Right band at the wrong time. The Green On Red were too retro and oriented towards roots revival for the mid-80s and too early to achieve the success that in the 90s would be reaped by the champions of Alternative Country like Wilco, Uncle Tupelo, and Son Volt.
After delivering a masterful work in 1985 with Gas, Food, Lodging, the following year came the EP No Free Lunch, which tilted the band's balance even more decisively towards Country.

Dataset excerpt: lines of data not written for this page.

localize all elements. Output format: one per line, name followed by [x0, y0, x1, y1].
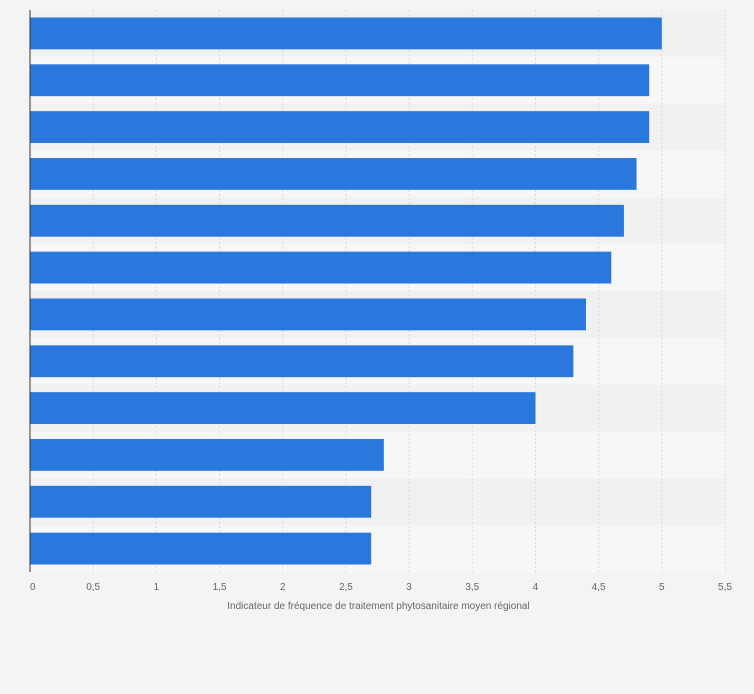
x-tick-label: 2 [280, 582, 286, 593]
bar [30, 345, 574, 378]
x-tick-labels: 0 0,5 1 1,5 2 2,5 3 3,5 4 4,5 5 5,5 [30, 582, 732, 593]
x-tick-label: 5 [659, 582, 665, 593]
bars [30, 17, 662, 565]
gridlines [92, 10, 726, 572]
bar [30, 204, 624, 237]
x-tick-label: 0,5 [86, 582, 100, 593]
bar [30, 111, 650, 144]
x-tick-label: 2,5 [339, 582, 353, 593]
bar [30, 532, 372, 565]
bar [30, 157, 637, 190]
x-tick-label: 0 [30, 582, 36, 593]
x-tick-label: 4 [533, 582, 539, 593]
x-tick-label: 5,5 [718, 582, 732, 593]
x-tick-label: 4,5 [592, 582, 606, 593]
bar [30, 298, 586, 331]
x-tick-label: 1 [154, 582, 160, 593]
bar [30, 64, 650, 97]
x-tick-label: 3,5 [465, 582, 479, 593]
x-axis-title: Indicateur de fréquence de traitement ph… [227, 601, 529, 612]
bar [30, 251, 612, 284]
x-tick-label: 1,5 [213, 582, 227, 593]
bar [30, 392, 536, 425]
bar [30, 438, 384, 471]
x-tick-label: 3 [406, 582, 412, 593]
bar [30, 485, 372, 518]
bar [30, 17, 662, 50]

No Free Lunch is the erratic wandering through the desert dust, towards the boundless horizon, between gas stations, motels for a few dollars a night, warm beer, and low-quality whiskey, and the Green On Red don't miss a note, don't make missteps, playing perfectly clear and well-crafted songs, sung with an unusually clear and strong voice by an inspired Dan Stuart. The opening of "Time Ain't Nothing" is as fresh as the desert breeze at dawn. It evokes a time - that of youth - of innocence and optimism that become lost somewhere along the road, as demonstrated by the superb contrast in "Honest Man," where a farmer is crushed by the weight of debts and the unstoppable march of progress. Absolutely impressive are the country/Hillbilly flair of the Title track and the album's masterpieces, namely the reinterpretation of a country standard like "(Gee Ain't It Funny How) Time Slips Away" by Willie Nelson - with an arrangement nestled between Dylan and the Stones - and the epic and painful western ballad "Jimmy Boy," where Chuck Prophet's refined guitar technique perfectly combines with Cacavas's organ and Dan Stuart's angry and desperate voice. In the CD version, there is also an incredible over thirteen-minute long bonus track version of Howling Wolf's classic, "Smokestack Lightning," with Prophet's splendid lead guitar chasing Cacavas's honky-tonk piano until the doorsian organ comes into play, imposing a psychedelic "treatment," as this blues classic had never received before. Unmissable.
No Free Lunch is a record of adamantine beauty that preludes to a further change of direction that will manifest with the subsequent The Killer Inside Me, wherein Stuart will ferry the band towards new territories where the initial sixties psychedelia will be constrained in tight spaces and the narrated stories will become increasingly bitter and cursed. But this further change imposed by the Stuart-Prophet leadership will induce Cacavas, Waterson, and drummer McNicol to mutiny and abandon the ship, by then set for ports too far from where they had set sail.
The new Green On Red, reduced to the sole bandits Stuart and Prophet, fascinated by the myth of escape like Butch Cassidy and the Sundance Kid, will craft a handful of excellent albums and some poignant twilight ballads that smell of desert, whiskey, and gunpowder and that speak to us of a marginal America made, to paraphrase Joe Lansdale, of sunsets and dust.